People with CD4 counts above 500 have a lower risk of developing a range of the most common cancers, according to a study published October 8 in Lancet Oncology and reported by aidsmap. These data, the researchers suggest, lend weight to arguments that HIV treatment should be started earlier than current U.S. guidelines recommend.

Researchers have long known that certain AIDS-defining cancers, such as Kaposi’s sarcoma and non-Hodgkin’s lymphoma, are more likely to occur when CD4 cell counts are less than 200. More recently, however, a host of non-AIDS-related cancers—such as anal cancer and liver cancer—have become more common in people with HIV, frequently occurring at higher CD4 counts.

To determine the role that CD4 counts, viral load and antiretroviral (ARV) therapy play in the risk for developing seven of the most frequently diagnosed cancers in people with HIV, Marguerite Guiguet, PhD, from the Institut National de la Santé et de la Recherche Médicale (INSERM) in Paris, and her colleagues examined the medical records of 52,278 HIV-positive patients enrolled in the French Hospital Database on HIV infection (FHDH) ANRS CO4 cohort study.

The data were collected between 1998 and 2006. Kaposi’s sarcoma was the most frequently diagnosed cancer, followed by non-Hodgkin’s lymphoma and then lung cancer. Also explored were rates of anal cancer, cervical cancer, liver cancer and Hodgkin’s lymphoma.

With the exception of anal cancer, Guiguet’s team reported that a person’s current CD4 count was the most predictive factor in determining his or her risk for developing the most commonly diagnosed cancers. The researchers were not surprised to find that many of the cancers were most common in people with fewer than 200 CD4s—a typical finding in other studies conducted to date. Of notable interest was the increased risk in people with CD4 counts that were only moderately suppressed. According to the reported analysis, the risk for developing six cancers was significantly increased in people with CD4 counts between 350 and 499, compared with people who had a CD4 count above 500.

While current CD4 count was not highly predictive of an anal cancer diagnosis, a person’s risk for anal cancer did increase by 30 percent for every year he or she spent with a CD4 count less than 200.

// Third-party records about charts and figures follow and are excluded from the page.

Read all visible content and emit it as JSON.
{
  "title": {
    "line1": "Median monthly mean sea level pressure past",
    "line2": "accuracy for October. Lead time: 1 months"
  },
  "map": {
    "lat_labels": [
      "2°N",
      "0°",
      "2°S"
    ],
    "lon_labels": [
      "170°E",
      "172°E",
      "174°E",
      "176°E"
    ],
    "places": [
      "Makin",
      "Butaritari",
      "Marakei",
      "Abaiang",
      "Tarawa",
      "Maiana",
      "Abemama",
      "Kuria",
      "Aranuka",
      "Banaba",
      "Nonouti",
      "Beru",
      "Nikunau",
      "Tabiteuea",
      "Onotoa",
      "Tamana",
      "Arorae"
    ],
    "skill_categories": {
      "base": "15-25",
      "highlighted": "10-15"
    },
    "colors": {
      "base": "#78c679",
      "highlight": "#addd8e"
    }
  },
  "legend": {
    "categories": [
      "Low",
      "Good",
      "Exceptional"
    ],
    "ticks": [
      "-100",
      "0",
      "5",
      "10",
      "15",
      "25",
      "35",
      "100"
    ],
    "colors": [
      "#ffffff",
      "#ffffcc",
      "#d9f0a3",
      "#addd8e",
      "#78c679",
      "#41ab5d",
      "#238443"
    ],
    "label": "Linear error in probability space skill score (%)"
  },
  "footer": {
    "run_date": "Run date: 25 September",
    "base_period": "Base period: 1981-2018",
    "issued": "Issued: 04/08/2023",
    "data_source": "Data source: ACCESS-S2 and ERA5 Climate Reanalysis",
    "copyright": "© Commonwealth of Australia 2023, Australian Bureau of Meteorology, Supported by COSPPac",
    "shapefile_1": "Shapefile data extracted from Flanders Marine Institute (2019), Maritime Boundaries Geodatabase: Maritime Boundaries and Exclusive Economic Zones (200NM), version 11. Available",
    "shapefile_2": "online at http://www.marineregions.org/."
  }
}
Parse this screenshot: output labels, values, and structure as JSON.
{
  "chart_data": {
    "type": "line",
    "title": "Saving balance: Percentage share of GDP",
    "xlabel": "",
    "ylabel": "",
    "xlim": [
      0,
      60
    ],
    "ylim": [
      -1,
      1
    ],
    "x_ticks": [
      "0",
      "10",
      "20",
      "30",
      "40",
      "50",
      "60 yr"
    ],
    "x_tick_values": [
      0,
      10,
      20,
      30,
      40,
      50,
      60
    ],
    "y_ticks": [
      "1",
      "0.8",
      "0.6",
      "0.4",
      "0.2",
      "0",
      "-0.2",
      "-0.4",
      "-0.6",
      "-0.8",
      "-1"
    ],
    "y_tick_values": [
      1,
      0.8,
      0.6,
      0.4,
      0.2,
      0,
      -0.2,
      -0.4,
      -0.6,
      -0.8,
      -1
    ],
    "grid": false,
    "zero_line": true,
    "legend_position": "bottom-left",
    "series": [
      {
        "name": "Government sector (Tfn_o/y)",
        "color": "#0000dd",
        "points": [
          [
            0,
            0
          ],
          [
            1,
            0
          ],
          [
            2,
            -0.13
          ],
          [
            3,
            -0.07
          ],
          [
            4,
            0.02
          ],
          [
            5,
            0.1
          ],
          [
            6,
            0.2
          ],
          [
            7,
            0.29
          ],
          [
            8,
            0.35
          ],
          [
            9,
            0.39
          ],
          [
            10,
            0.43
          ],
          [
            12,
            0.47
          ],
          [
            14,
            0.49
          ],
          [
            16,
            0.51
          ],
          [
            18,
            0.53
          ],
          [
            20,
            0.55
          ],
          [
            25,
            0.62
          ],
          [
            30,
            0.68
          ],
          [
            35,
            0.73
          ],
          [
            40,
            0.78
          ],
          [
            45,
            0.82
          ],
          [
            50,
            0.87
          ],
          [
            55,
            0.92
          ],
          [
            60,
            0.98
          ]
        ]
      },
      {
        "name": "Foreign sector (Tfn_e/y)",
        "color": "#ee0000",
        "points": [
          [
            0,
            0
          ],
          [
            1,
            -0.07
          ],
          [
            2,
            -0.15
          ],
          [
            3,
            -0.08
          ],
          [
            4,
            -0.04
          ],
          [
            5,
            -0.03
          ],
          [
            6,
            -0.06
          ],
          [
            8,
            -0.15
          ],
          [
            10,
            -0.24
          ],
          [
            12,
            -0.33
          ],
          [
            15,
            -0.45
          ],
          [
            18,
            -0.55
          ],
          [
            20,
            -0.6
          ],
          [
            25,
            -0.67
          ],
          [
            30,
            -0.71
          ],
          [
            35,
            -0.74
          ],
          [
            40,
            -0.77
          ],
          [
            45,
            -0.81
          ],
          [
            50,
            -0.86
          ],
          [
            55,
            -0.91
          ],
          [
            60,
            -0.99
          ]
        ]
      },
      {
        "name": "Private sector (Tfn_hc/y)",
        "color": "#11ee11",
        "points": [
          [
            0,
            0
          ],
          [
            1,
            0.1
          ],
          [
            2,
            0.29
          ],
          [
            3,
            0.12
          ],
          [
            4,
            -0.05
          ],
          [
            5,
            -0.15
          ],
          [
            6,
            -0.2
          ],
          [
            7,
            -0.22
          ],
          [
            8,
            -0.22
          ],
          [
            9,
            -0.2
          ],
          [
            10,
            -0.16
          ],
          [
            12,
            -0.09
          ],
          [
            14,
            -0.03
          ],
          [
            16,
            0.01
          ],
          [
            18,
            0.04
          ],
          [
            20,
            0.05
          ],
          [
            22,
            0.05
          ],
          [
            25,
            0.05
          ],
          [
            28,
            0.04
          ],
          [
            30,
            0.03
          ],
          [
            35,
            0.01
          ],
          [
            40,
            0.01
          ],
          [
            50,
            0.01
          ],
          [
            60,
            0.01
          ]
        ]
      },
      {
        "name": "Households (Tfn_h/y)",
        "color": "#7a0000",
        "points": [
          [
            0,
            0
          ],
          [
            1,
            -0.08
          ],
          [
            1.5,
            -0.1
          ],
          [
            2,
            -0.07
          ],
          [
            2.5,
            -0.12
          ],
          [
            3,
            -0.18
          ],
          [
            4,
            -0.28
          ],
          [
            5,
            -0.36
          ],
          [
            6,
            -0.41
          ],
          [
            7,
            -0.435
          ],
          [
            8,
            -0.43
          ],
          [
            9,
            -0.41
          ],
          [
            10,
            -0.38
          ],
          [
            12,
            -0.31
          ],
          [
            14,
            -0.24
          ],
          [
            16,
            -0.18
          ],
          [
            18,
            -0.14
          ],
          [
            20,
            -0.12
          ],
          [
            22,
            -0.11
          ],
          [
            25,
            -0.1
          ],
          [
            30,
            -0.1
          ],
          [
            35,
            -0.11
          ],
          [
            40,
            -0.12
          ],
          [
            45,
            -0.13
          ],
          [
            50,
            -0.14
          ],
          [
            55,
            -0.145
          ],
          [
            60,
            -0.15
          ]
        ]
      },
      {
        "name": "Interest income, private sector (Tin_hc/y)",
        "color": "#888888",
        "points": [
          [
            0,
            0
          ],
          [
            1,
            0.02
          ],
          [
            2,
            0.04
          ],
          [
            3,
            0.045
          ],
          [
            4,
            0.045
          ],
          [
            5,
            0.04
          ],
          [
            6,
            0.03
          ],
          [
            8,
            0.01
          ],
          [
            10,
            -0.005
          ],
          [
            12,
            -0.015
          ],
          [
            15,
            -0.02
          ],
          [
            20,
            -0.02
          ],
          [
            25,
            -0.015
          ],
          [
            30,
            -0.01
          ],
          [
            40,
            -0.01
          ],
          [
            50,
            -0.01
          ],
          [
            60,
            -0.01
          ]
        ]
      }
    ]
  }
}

These findings, Guiguet and her colleagues suggest, lend further weight to ongoing arguments that HIV treatment should be started even earlier than current U.S. guidelines recommend—when the CD4 count falls below 350. “Our results suggest that combination antiretroviral therapy would be most beneficial if it restores or maintains the CD4 cell count above [500], thereby indicating earlier diagnosis of HIV infection and earlier treatment initiation.”